If a party who does not own a copyrighted creative work engages in any of these actions without the permission of the owner, the party infringes on the copyright.
What is registration?
To bring a federal copyright infringement lawsuit, the owner must have registered the copyright with the U.S. Copyright Office. Registration begins with an application, deposit and fee, followed by an examination of the copyright by a government examiner to decide whether the creative work qualifies for registration. The entire process takes on average about eight months, according to the United States amicus brief in the Fourth Estate case.
The U.S. Courts of Appeals are split on the issue of when “registration” happens for purposes of eligibility for filing an infringement suit. The answer to the question can be lucrative, since the plaintiff may receive statutory or actual financial damages, an injunction ordering that the infringer cease the action, and possibly attorney’s fees.
On one side is the registration approach, which holds that the copyright examiner must have finished the examination and either registered the work or denied the application before the copyright owner has the right to file an infringement suit.

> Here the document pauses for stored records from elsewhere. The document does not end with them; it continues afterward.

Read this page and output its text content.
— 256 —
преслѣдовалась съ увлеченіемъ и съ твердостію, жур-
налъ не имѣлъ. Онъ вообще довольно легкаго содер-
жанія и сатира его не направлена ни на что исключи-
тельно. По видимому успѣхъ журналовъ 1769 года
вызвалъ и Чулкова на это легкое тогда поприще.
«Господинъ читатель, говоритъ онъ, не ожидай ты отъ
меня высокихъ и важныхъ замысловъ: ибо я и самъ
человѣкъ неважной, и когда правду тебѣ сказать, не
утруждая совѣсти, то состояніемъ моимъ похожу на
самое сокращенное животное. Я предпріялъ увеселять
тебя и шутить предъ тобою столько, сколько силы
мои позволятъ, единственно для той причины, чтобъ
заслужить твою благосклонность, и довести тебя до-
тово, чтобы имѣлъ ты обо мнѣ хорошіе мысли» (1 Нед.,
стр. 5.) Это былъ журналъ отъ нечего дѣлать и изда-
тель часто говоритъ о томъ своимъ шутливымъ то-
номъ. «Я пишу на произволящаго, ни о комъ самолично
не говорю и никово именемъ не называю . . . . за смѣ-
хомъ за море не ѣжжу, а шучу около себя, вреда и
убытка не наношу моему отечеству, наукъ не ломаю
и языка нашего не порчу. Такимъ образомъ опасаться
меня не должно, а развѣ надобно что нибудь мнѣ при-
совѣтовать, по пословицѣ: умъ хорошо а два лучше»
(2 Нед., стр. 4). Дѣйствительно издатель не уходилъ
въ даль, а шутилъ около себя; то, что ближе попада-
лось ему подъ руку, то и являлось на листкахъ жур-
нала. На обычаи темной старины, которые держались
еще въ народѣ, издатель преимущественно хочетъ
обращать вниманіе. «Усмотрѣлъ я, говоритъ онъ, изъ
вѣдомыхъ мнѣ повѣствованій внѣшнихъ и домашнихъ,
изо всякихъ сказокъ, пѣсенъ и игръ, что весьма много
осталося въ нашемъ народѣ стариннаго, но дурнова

Supporters of this approach look more at the text and language of the law and its likely meaning.
On the other side is the application approach, which interprets the law as allowing an infringement action so long as the owner has filed the application for registration and paid the deposit and fees, even if the examiner has not yet reached a decision on registration. Proponents of this view argue that the owner has no control over how long the examination takes and has done everything possible toward resolution, so it is fair to allow the infringement suit.
The courts in the various circuits are split between these two approaches, so the U.S. Supreme Court will resolve the issue in Fourth Estate. At our firm, we will watch the case closely and report back on its resolution.